In the language of metaphor, Clinton is an essay, solid and reasoned; Obama is a poem, lyric and filled with possibility. Clinton would be a valuable and competent executive, but Obama matches her in substance and adds something that the nation has been missing far too long -- a sense of aspiration.


* The second largest Los Angeles newspaper, and one of the largest Spanish-language papers in the USA, La Opinion also endorses Obama, this time based primarily on an issue: immigration:


As well, we were disappointed with {Hillary Clinton's} calculated opposition to driver’s licenses for the undocumented, which contrasts markedly from the forceful argument in support made by Obama. We understand that this is an extremely controversial issue but we believe there is only one right position and it is that of the senator from Illinois. And, while both senators support comprehensive immigration reform, only Obama has committed to bringing forward new legislation during his first year in office.

It is this commitment to the immigration issue which drove Obama to condemn the malicious lies made during the immigration debate, to understand the need for driver’s licenses, and to defend the rights of undocumented students by co-authoring the DREAM Act. The senator has demonstrated character by maintaining his position despite the hostile political climate.


* On the other hand, the Wall Street Journal reminds us that Hillary Clinton, who keeps bragging about her White House experience, is curiously reluctant to let us see evidence of that experience:


We're referring to the controversy over records at the William J. Clinton Presidential Library, which opened in 2004. At the time, Mrs. Clinton promised that "everything's going to be available." More than three years later, the library that is partly funded by taxpayers has released less than 1% of its records, and the withheld documents include two million pages covering Mrs. Clinton's White House tenure.

. . .

The National Archives supervises Presidential documents, and in November 2002 Bill Clinton sent a letter asking the Archives to "consider for withholding" any "communications directly between the President and First Lady, and their families, unless routine in nature."

. . .

Mr. Clinton and his surrogates insist that this letter doesn't "block" the release of anything, and the implicit suggestion is that the Archives has discretion to release what it wants. However, a spokeswoman for the Archives in December acknowledged that it had already withheld 2,600 documents in accordance with Mr. Clinton's directive. Adding to suspicions of stonewalling is the fact that the Clintons' liaison with the Archives is none other than Bruce Lindsey. Readers may remember Mr. Lindsey as the longtime Clinton consigliere and keeper of the secrets going back to Arkansas.

. . .

Mrs. Clinton is running for the highest office in the land, and voters have a right to expect that both she and her husband release everything possible about her record, subject to national security and the privacy concerns of third parties. The Clinton White House records may well contain information that would give voters insight into both her political philosophy and character. They could relate to her role (if any) in such scandals as Travelgate and the Marc Rich pardon, plus policy disputes over health care, welfare reform, and Social Security.

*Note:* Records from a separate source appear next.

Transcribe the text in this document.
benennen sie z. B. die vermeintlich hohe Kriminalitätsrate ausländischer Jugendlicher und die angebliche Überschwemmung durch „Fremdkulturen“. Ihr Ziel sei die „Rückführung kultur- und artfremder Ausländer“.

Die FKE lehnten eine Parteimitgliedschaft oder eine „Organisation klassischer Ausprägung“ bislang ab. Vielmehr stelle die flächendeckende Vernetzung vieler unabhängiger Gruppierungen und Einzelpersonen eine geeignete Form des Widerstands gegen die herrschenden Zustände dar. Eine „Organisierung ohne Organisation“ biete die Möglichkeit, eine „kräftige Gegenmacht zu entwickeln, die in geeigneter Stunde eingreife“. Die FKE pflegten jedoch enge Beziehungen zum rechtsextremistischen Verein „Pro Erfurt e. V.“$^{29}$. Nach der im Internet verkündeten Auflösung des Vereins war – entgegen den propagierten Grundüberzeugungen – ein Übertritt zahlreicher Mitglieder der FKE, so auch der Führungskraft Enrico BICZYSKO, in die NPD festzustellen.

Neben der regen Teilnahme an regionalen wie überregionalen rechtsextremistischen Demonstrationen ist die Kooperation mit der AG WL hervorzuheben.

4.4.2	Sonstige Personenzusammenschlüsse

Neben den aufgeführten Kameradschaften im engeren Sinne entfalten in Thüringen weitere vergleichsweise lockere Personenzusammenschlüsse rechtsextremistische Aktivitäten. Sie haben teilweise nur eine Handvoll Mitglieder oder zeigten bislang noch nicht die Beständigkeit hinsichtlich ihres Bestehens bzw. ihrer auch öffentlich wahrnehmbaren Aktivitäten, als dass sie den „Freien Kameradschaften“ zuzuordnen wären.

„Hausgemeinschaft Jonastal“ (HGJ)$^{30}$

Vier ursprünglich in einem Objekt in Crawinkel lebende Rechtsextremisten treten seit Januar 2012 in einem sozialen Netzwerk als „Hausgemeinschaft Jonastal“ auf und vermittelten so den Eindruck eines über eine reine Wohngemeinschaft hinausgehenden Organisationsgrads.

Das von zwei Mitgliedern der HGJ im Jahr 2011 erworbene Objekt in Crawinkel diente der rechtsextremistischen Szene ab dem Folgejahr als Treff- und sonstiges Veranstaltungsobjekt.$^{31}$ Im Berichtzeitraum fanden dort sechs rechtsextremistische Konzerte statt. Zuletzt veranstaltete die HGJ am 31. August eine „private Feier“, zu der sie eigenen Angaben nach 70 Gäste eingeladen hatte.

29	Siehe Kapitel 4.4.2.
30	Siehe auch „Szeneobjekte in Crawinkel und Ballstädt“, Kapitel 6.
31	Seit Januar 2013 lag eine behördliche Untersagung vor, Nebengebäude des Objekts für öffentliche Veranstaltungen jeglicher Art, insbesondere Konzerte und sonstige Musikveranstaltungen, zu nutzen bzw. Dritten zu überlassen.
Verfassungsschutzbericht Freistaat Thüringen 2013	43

* There was one other link I wanted to share, but I've lost it. In short, an Australian op-ed writer pointed out that recently de-elected Conservative PM Howard instituted an individual-mandate system in Australia along the Clinton lines. The result? No better healthcare, but a much higher burden on the poor. The Romney-Clinton-Edwards healthcare plan amounts to a regressive health tax, one which lies on the poor far more heavily than on the wealthy.

With all the endorsements Obama is getting, I could only hope that would transfer into votes... but please let us not forget Al Gore's endorsement last year of Howard Dean...

... I'm going to vote for Obama in the Democratic primary, but I'm afraid Clinton will get the nomination... in which case I might even vote for McCain, if no write-in appeals to me.